Innu Nikamu festival
Although Claude McKenzie and Florent Vollant, formerly of the local aboriginal group Kashtin – the only nationally-known band to perform in a native tongue – have gone on to solo careers, they still appear occasionally at the excellent Innu Nikamu festival of song and music (information t 418 927 2181, w innunikamu.ca), held in early August, 14km east of Sept-Îles in the Montagnais reserve of Maliotenam. Inspired by Kashtin’s success, numerous other groups travel to the four-day festival to produce some of the best of Canada’s contemporary and traditional aboriginal music. As well as the music, the festival includes aboriginal food and craft stalls; despite the reserve’s alcohol ban, there is always a good buzz. There is no public transport to the reserve: by car, take Hwy-138 towards Havre-Saint-Pierre and turn right at the Moisie intersection for the Maliotenam entrance. Tickets, available at the gate, cost $5–15.
L’Archipel-de-Mingan
Immediately offshore from Havre-Saint-Pierre, the Réserve de parc national du Canada de l’Archipel-de-Mingan ($5.80; w pc.gc.ca/mingan) offers some of the most beautiful landscapes in Québec. Standing on the islands’ white-sand shorelines are innumerable 8m-high rocks that have the appearance of ancient totem poles, with bright orange lichen colouring their mottled surfaces and bonsai-sized trees clinging to their crevices. These formations originated as underwater sediment near the equator. The sediment was thrust above sea level more than 250 million years ago and then covered in an ice cap several kilometres thick. As the drifting ice melted, the islands emerged again, seven thousand years ago, at their present location. The sea and wind gave the final touch by chipping away at the soft limestone to create the majestic monoliths of today.
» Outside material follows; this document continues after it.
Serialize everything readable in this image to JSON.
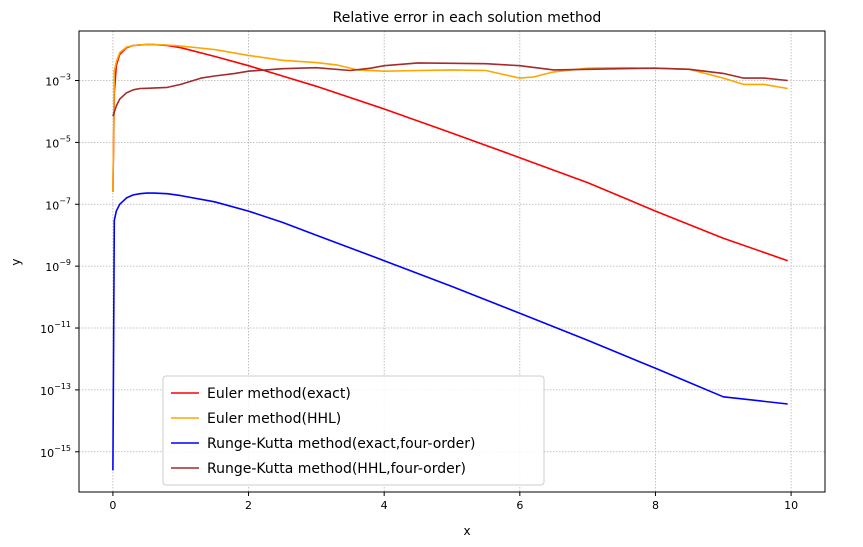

Bizarre geology isn’t the archipelago’s only remarkable feature. The flora constitutes a unique insular garden of 452 arctic and rare alpine species, which survive here at their southerly limit due to the limestone soil, long harsh winters and cold Gulf of Labrador current. Other than the Gulf’s whale populations, the permanent wildlife inhabitants of the park include puffins, who build nests in the scant soil of three of the islands from early May to late August, and 199 other species of bird.